Дождавшись темноты, люди Черного графа направились на постоялый двор, оставив лошадей в лесу, под надзором Полпенни, который за время продолжительного преследования снискал доверие сурового Ксавье. К тому же англичанин был единственным кого Буаробер знал в лицо, и это обстоятельство не позволяло ему, вместе с остальными появиться в трактире.
Наведавшись в конюшню и удостоверившись в том, что малыш Люмье не остался без ужина, Дордо вышел на пустынный, погруженный в густые сумерки, двор фермы. Пребывая в благодушном настроении, отчасти вызванным гордостью за собственную проницательность, благодаря которой, на сей момент, всё складывалось довольно удачно, пикардиец устало вздохнув, воззрился в хмурое низкое небо, уже окончательно лишившееся света солнечных лучей. Он расплылся в улыбке, предвкушая предстоящую трапезу, обещавшую немалое удовольствие, учитывая высокий статус которым так ловко и беззастенчиво, в глазах трактирщика, сумел наделить себя плутоватый толстяк. Но спокойствию капрала не суждено было длиться долго, оно растаяло в один миг, когда до ушей пикардийца донесся звон шпор и бряцанье оружия. Сии звуки он не перепутал бы ни с чем на свете, различив из сотни других, но именно это тревожное позвякиванье, толстяк так не желал и боялся услышать нынче. Дордо присев на одно колено, намереваясь остаться незамеченным, вглядывался во тьму. Взор капрала выхватил из мрака пять черных силуэтов, отчего холодок пробежал по его спине. Разглядеть лиц не представлялось возможным, но толи лязг стали под покровом зловещей тьмы, толи внезапное появление вооруженных людей, подсказывали пикардийцу приближение опасности.
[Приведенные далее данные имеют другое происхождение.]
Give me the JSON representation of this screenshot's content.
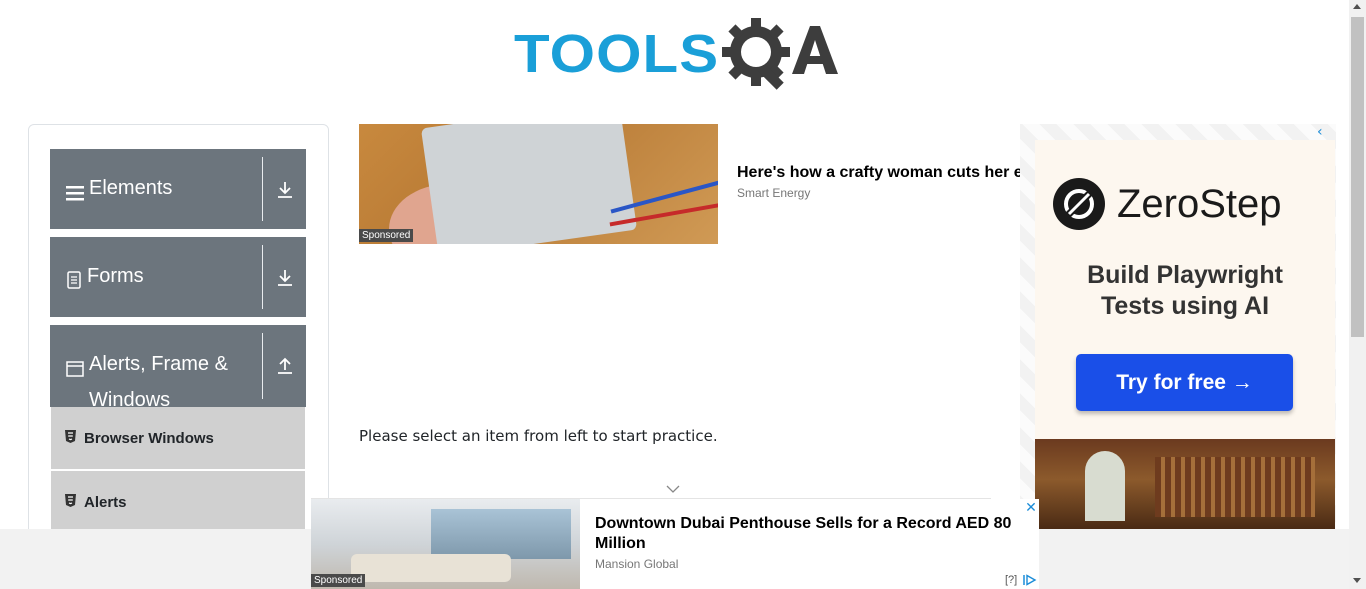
{
  "header": {
    "logo_text_tools": "TOOLS",
    "logo_text_qa": "QA"
  },
  "sidebar": {
    "groups": [
      {
        "label": "Elements",
        "icon": "hamburger-icon",
        "toggle": "download-arrow-icon"
      },
      {
        "label": "Forms",
        "icon": "document-icon",
        "toggle": "download-arrow-icon"
      },
      {
        "label": "Alerts, Frame &",
        "label_line2": "Windows",
        "icon": "window-icon",
        "toggle": "upload-arrow-icon"
      }
    ],
    "items": [
      {
        "label": "Browser Windows",
        "icon": "html5-icon"
      },
      {
        "label": "Alerts",
        "icon": "html5-icon"
      }
    ]
  },
  "main": {
    "practice_text": "Please select an item from left to start practice."
  },
  "ad_top": {
    "title": "Here's how a crafty woman cuts her e",
    "source": "Smart Energy",
    "sponsored": "Sponsored"
  },
  "ad_right": {
    "brand": "ZeroStep",
    "tagline_line1": "Build Playwright",
    "tagline_line2": "Tests using AI",
    "cta": "Try for free →",
    "close": "✕",
    "chevron": "‹"
  },
  "ad_bottom": {
    "title": "Downtown Dubai Penthouse Sells for a Record AED 80 Million",
    "source": "Mansion Global",
    "sponsored": "Sponsored",
    "help": "[?]",
    "close": "✕"
  },
  "colors": {
    "logo_blue": "#1a9fd8",
    "logo_dark": "#3d3d3d",
    "sidebar_group": "#6c757d",
    "sidebar_item": "#d0d0d0",
    "cta_blue": "#1a4fe8"
  }
}
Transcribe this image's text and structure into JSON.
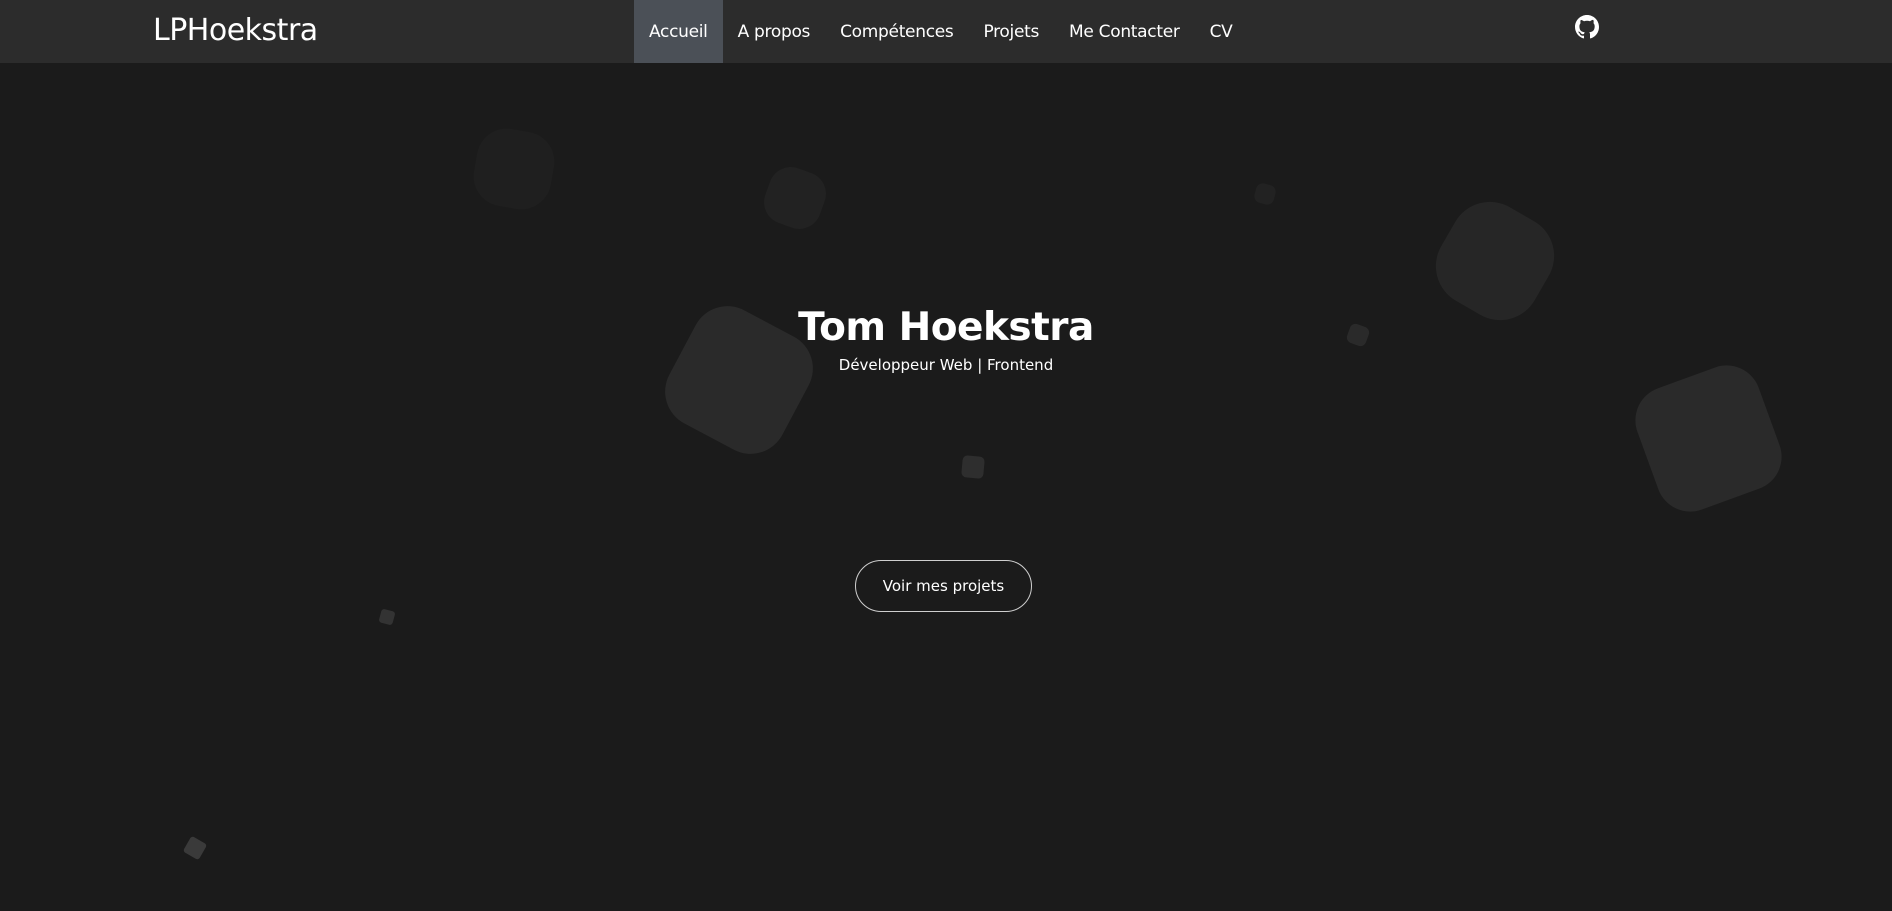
{
  "navbar": {
    "brand": "LPHoekstra",
    "links": [
      {
        "label": "Accueil",
        "active": true
      },
      {
        "label": "A propos",
        "active": false
      },
      {
        "label": "Compétences",
        "active": false
      },
      {
        "label": "Projets",
        "active": false
      },
      {
        "label": "Me Contacter",
        "active": false
      },
      {
        "label": "CV",
        "active": false
      }
    ],
    "github_icon": "github-icon"
  },
  "hero": {
    "title": "Tom Hoekstra",
    "subtitle": "Développeur Web | Frontend",
    "cta_label": "Voir mes projets"
  },
  "colors": {
    "background": "#1b1b1b",
    "navbar": "#2c2c2c",
    "active_tab": "#4b5057",
    "shape": "#2a2a2a"
  }
}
Люди Черного графа пересекли двор, направляясь к дверям таверны. Оказавшись в зале трактира, наполненного пьяным гомоном испанского воинства, Ксавье пристальным взором обшарил помещение. Заприметив Буаробера с девицей, непринужденно беседовавших с каким-то испанским дворянином, он подал знак своим людям. Пятеро мужчин, сбросив плащи и шляпы, уселись в углу зала, под гирляндами чеснока и благоухающих трав, развешенных на стене. Их острые взгляды были сосредоточены на Ксавье, который тайком, поглядывал на приора и компанию.
В отличие от захмелевшего Буаробера, не сводившего глаз с прекрасной Камиллы, пятерых головорезов, расположившихся за длинным столом, заметил бдительный трактирщик, выглядывавший из-за металлического короба, словно незримый демон, охраняющий беспечного аббата. От волнения у метра Кююля вспотели ладони, когда он узнал «кардиналистов» ещё недавно выспрашивавших его о желтом рыдване, исчезнувшем в ночи. Глаза кабатчика метались по трактиру в надежде найти «покровителя» Дордо, в появлении которого он усматривал неминуемое спасение. Но толстяк исчез, как будто сквозь землю провалился, что не давало покоя трактирщику, вселив в его душу страх и неуверенность.